Larry Lessig (among others) argues that Declan mischaracterized Dean’s speech, and urges people to read the text of Dean’s speech. Others have compared this incident to Declan’s infamous role in manufacturing the “Al Gore claims to have invented the Internet” meme back in 2000.
There is certainly a disconnect between the tone of Declan’s article and that of Dean’s speech. Reading the speech, we see Dean genuflecting properly, and at length, to the importance of privacy. We don’t hear about that in Declan’s article.
But Declan’s omissions aren’t the whole story. The first half of Declan’s piece quotes extensively from Dean’s speech, and it portrays accurately the technical proposal that Dean was endorsing. Declan’s reaction to that technical agenda is not unreasonable. For example, a National Academy study report on national ID technologies took a position closer to Declan’s than to Dean’s.
The fact is that there is a deep disconnect between the different sections of Dean’s speech. It’s hard to reconcile the privacy-is-paramount part of the speech with the smartcards-everywhere part. At least, it’s hard to reconcile them if you really understand the technology. Dean makes a compelling argument that computer security is important, and he makes an equally compelling argument in favor of preserving privacy. But how can we have both? Enter the smartcard as deus ex machina. It sounds good, but unfortunately it’s not a technically sound argument.
Now, nobody expects state governors to understand technology well enough to spot the technical flaws in Dean’s speech. Probably, nobody advising Dean at the time had the knowledge to notice the problem. That’s not good; but it hardly makes Dean unique.

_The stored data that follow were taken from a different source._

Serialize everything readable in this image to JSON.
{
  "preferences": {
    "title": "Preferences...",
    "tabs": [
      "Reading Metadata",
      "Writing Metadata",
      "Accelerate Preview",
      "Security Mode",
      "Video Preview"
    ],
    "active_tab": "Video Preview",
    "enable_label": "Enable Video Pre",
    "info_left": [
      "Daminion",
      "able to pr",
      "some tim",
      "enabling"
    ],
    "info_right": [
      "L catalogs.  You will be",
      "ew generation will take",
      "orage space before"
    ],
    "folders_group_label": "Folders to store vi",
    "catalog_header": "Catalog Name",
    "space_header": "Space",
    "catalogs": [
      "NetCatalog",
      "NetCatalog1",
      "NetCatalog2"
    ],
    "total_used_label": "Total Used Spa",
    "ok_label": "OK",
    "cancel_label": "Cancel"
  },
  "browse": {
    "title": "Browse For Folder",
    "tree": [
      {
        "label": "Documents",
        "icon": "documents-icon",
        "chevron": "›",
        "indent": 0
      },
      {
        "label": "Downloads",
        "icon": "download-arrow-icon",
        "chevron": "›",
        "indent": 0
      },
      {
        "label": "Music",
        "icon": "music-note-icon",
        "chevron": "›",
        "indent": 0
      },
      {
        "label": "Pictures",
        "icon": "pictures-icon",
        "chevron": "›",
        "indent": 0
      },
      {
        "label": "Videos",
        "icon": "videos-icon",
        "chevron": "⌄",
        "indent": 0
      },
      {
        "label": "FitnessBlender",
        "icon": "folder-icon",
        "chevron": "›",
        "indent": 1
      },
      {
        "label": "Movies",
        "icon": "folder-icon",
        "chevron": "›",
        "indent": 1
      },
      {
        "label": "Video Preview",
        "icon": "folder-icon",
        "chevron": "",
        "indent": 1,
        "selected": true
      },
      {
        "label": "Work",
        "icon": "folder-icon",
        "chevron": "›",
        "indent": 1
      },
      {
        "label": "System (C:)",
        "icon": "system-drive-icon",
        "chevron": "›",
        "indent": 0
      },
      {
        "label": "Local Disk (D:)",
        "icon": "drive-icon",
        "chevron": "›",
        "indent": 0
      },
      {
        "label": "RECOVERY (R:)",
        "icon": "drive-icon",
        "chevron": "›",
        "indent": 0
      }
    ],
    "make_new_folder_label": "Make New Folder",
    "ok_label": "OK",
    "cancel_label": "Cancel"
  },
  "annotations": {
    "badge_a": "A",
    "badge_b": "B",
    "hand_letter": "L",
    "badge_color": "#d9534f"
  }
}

At bottom, what we have here is a mistake by Dean, in deciding to give a speech recommending specific technical steps whose consequences he didn’t fully understand. That’s not good. But on the scale of campaign gaffes, this one seems pretty minor.
[Disclaimer: My longstanding policy is to avoid partisan politics on this blog. I’m commenting on this issue because of my expertise in computer security, and not to make a political point or to urge anyone to vote for or against Dean.]